What is Spearman’s rank-order correlation (rs)?
Spearman’s rank-order correlation (rs) is a non-parametric statistical measure that describes the strength and direction of the monotonic relationship between two variables when the data is ordinal or not normally distributed.
How is the rank-order correlation coefficient calculated in Spearman’s method?
The rank-order correlation coefficient is based on comparing the rank order of the two variables. It ranks the data in each variable and then calculates the Pearson correlation coefficient on the ranks.
How can the RANK function be used in Excel to calculate the rank-order correlation coefficient?

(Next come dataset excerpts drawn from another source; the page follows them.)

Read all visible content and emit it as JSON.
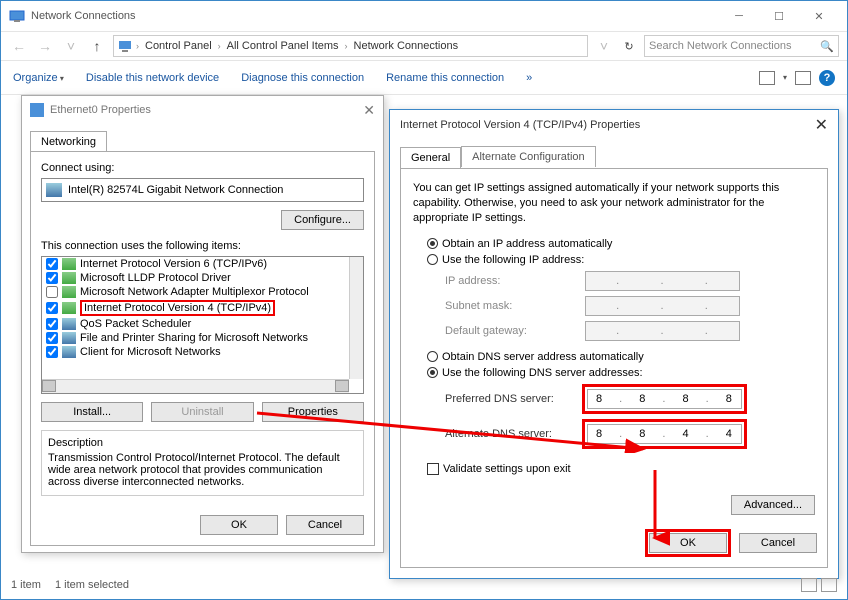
{
  "window": {
    "title": "Network Connections"
  },
  "breadcrumb": {
    "root_icon": "pc-icon",
    "items": [
      "Control Panel",
      "All Control Panel Items",
      "Network Connections"
    ]
  },
  "search": {
    "placeholder": "Search Network Connections"
  },
  "toolbar": {
    "organize": "Organize",
    "disable": "Disable this network device",
    "diagnose": "Diagnose this connection",
    "rename": "Rename this connection",
    "more": "»"
  },
  "dlg1": {
    "title": "Ethernet0 Properties",
    "tab": "Networking",
    "connect_using": "Connect using:",
    "adapter": "Intel(R) 82574L Gigabit Network Connection",
    "configure": "Configure...",
    "uses": "This connection uses the following items:",
    "items": [
      {
        "checked": true,
        "icon": "nic",
        "label": "Client for Microsoft Networks"
      },
      {
        "checked": true,
        "icon": "nic",
        "label": "File and Printer Sharing for Microsoft Networks"
      },
      {
        "checked": true,
        "icon": "nic",
        "label": "QoS Packet Scheduler"
      },
      {
        "checked": true,
        "icon": "proto",
        "label": "Internet Protocol Version 4 (TCP/IPv4)",
        "highlight": true
      },
      {
        "checked": false,
        "icon": "proto",
        "label": "Microsoft Network Adapter Multiplexor Protocol"
      },
      {
        "checked": true,
        "icon": "proto",
        "label": "Microsoft LLDP Protocol Driver"
      },
      {
        "checked": true,
        "icon": "proto",
        "label": "Internet Protocol Version 6 (TCP/IPv6)"
      }
    ],
    "install": "Install...",
    "uninstall": "Uninstall",
    "properties": "Properties",
    "desc_h": "Description",
    "desc_t": "Transmission Control Protocol/Internet Protocol. The default wide area network protocol that provides communication across diverse interconnected networks.",
    "ok": "OK",
    "cancel": "Cancel"
  },
  "dlg2": {
    "title": "Internet Protocol Version 4 (TCP/IPv4) Properties",
    "tab_general": "General",
    "tab_alt": "Alternate Configuration",
    "info": "You can get IP settings assigned automatically if your network supports this capability. Otherwise, you need to ask your network administrator for the appropriate IP settings.",
    "r_auto_ip": "Obtain an IP address automatically",
    "r_static_ip": "Use the following IP address:",
    "f_ip": "IP address:",
    "f_mask": "Subnet mask:",
    "f_gw": "Default gateway:",
    "r_auto_dns": "Obtain DNS server address automatically",
    "r_static_dns": "Use the following DNS server addresses:",
    "f_pref_dns": "Preferred DNS server:",
    "f_alt_dns": "Alternate DNS server:",
    "dns1": [
      "8",
      "8",
      "8",
      "8"
    ],
    "dns2": [
      "8",
      "8",
      "4",
      "4"
    ],
    "validate": "Validate settings upon exit",
    "advanced": "Advanced...",
    "ok": "OK",
    "cancel": "Cancel"
  },
  "status": {
    "count": "1 item",
    "selected": "1 item selected"
  }
}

The RANK function can be used in Excel to rank the data in each variable. Then, the Analysis Toolpak or the function key “Correl” can be used to calculate the rank-order correlation coefficient.
What do you include if a Spearman’s rank-order correlation test is carried out?
Reject H0: “There was a significant correlation between ‘variable 1’ and ‘variable 2’ (r = ___ , df = __, p < 0.05).”
Accept H0: “There was no significant correlation between ‘variable 1’ and ‘variable 2’ (r = ___ , df = __, p > 0.05).”
What are 2 ways we can do the Spearman’s rank-order correlation test in R studio?
> cor(comp.dat$Female,comp.dat$Male, method=”spearman”)
> cor.test(comp.dat$Female,comp.dat$Male , method =”spearman”)
(slide 10)
What is casual inference?
The process of drawing conclusions about the causal relationship between two variables, based on the observed data.
What is linear regression?
Linear regression is a simple way of modeling cause and effect.
What is the cause in linear regression?
The cause in linear regression is the independent or predictor variable.